Sortir viendra quand la chair aura fondu à moins qu’il n’existe une issue dont on ignore encore la voie. Les deux hypothèses se valent bien que l’on ait une préférence pour la seconde, peut-être parce qu’elle est plus volontaire, peut-être parce que marcher nous faisait du bien, peut-être parce qu’il serait temps de rompre avec la contrainte du corps, peut-être parce que l’on obéit à la liberté. Peut-être. Sûrement.
Agir.
On a toujours aimé ça.
Bouger.
Cela permettait aussi de faire baisser notre taux de cholestérol. On était trop gourmande pour ne pas manger.
Croquer.
Décider.
On s’assoit sur la Bible. On ouvre le dictionnaire. On prend garde à ce que le nez ne coule pas. On tourne les pages. On songe un instant que l’on serait plus inspirée de lire la lettre d’amour. On l’a égarée. Cela n’a rien d’étonnant. Rien qu’à son allure, elle nous déplaisait. On referme le dictionnaire. On lève les yeux au ciel. Le nichon passe. Il nous envoie un baiser. On sourit.

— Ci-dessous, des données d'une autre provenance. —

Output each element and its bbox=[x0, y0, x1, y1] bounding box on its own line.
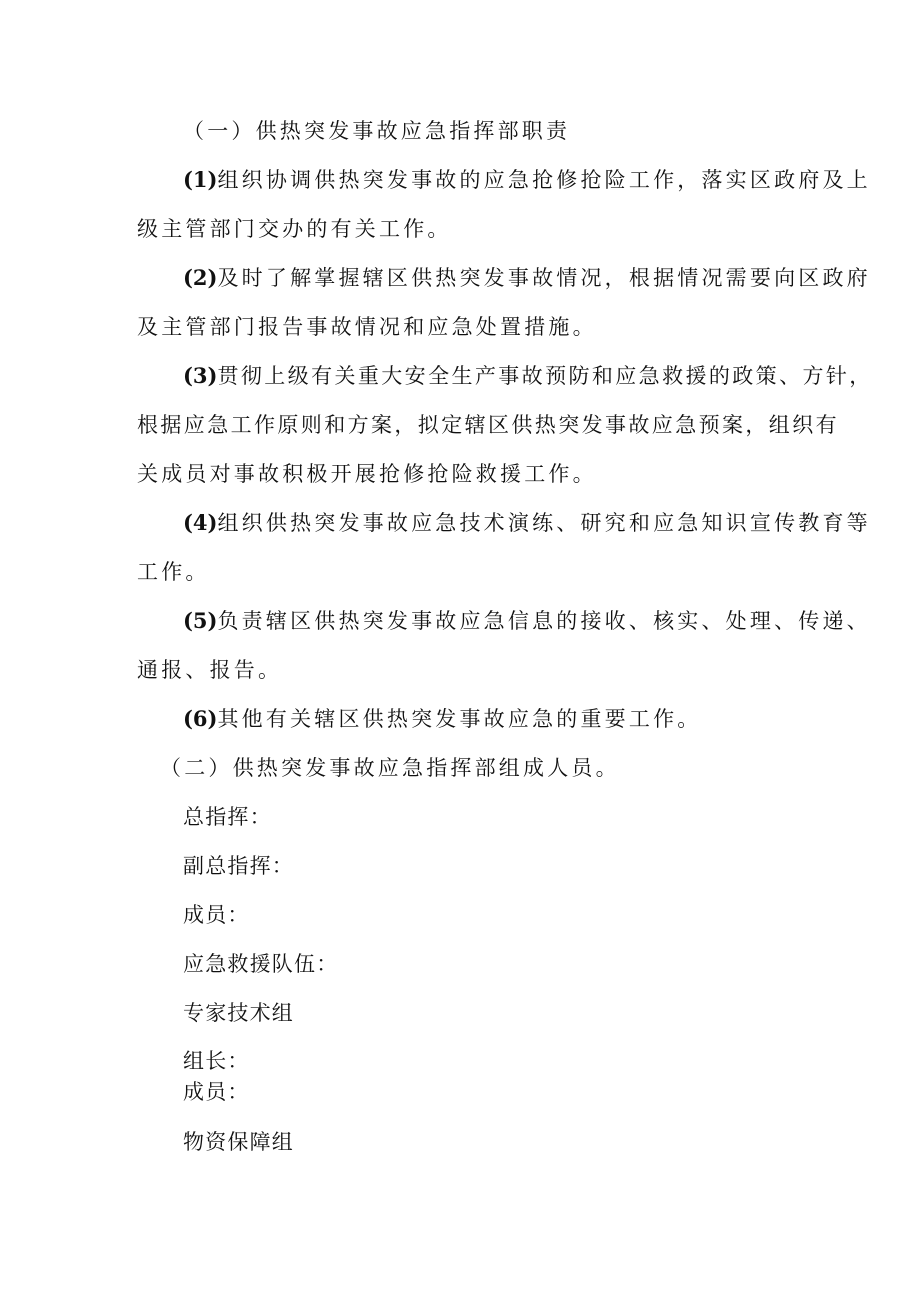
duty-4-line1 bbox=[183, 509, 871, 537]
duty-5-number: (5) bbox=[183, 608, 218, 633]
duty-1-number: (1) bbox=[183, 167, 218, 192]
duty-6-line1 bbox=[183, 705, 701, 733]
expert-group-label: 专家技术组 bbox=[183, 1001, 294, 1025]
duty-3-text: 贯彻上级有关重大安全生产事故预防和应急救援的政策、方针， bbox=[217, 364, 873, 388]
section2-heading: （二）供热突发事故应急指挥部组成人员。 bbox=[160, 756, 620, 780]
duty-2-line1 bbox=[183, 264, 871, 292]
duty-6-text: 其他有关辖区供热突发事故应急的重要工作。 bbox=[217, 707, 702, 731]
duty-6-number: (6) bbox=[183, 706, 218, 731]
duty-3-line3: 关成员对事故积极开展抢修抢险救援工作。 bbox=[137, 462, 597, 486]
duty-2-line2: 及主管部门报告事故情况和应急处置措施。 bbox=[137, 315, 597, 339]
rescue-team-label: 应急救援队伍： bbox=[183, 952, 339, 976]
duty-4-line2: 工作。 bbox=[137, 560, 210, 584]
duty-1-line1 bbox=[183, 166, 871, 194]
duty-5-line2: 通报、报告。 bbox=[137, 658, 283, 682]
duty-1-text: 组织协调供热突发事故的应急抢修抢险工作，落实区政府及上 bbox=[217, 168, 871, 192]
duty-2-number: (2) bbox=[183, 265, 218, 290]
section1-heading: （一）供热突发事故应急指挥部职责 bbox=[183, 119, 571, 143]
duty-2-text: 及时了解掌握辖区供热突发事故情况，根据情况需要向区政府 bbox=[217, 266, 871, 290]
group-leader-label: 组长： bbox=[183, 1049, 250, 1073]
duty-3-line1 bbox=[183, 362, 873, 390]
group-members-label: 成员： bbox=[183, 1080, 250, 1104]
duty-4-number: (4) bbox=[183, 510, 218, 535]
duty-3-line2: 根据应急工作原则和方案，拟定辖区供热突发事故应急预案，组织有 bbox=[137, 413, 839, 437]
supply-group-label: 物资保障组 bbox=[183, 1130, 294, 1154]
deputy-commander-label: 副总指挥： bbox=[183, 854, 294, 878]
duty-5-text: 负责辖区供热突发事故应急信息的接收、核实、处理、传递、 bbox=[217, 609, 871, 633]
duty-4-text: 组织供热突发事故应急技术演练、研究和应急知识宣传教育等 bbox=[217, 511, 871, 535]
commander-label: 总指挥： bbox=[183, 805, 272, 829]
duty-3-number: (3) bbox=[183, 363, 218, 388]
duty-5-line1 bbox=[183, 607, 871, 635]
members-label: 成员： bbox=[183, 903, 250, 927]
duty-1-line2: 级主管部门交办的有关工作。 bbox=[137, 217, 452, 241]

C’est si agréable d’être embrassée.
On oublie.
Penser.
C’est mieux.
Voir.
C’est un peu la même chose.
Aimer.
Cela reste trop compliqué. On doit l’apprivoiser. On le sait. Il nous manque une clé. Elle est là-bas, toujours accrochée au lourd trousseau posé sur l’étagère dans l’entrée. On ignore comment la rejoindre. On caresse la joue de la poupée. Cela avive le souvenir. Le désir s’en mêle. On le chasse. Il revient. On le jette. Il ressort. Il est coriace. Il fait corps à la chair. On le range sous le capuchon du clitoris le temps qu’elle se délite. Il ne bouge plus. C’est bien.
Aimer. [169f]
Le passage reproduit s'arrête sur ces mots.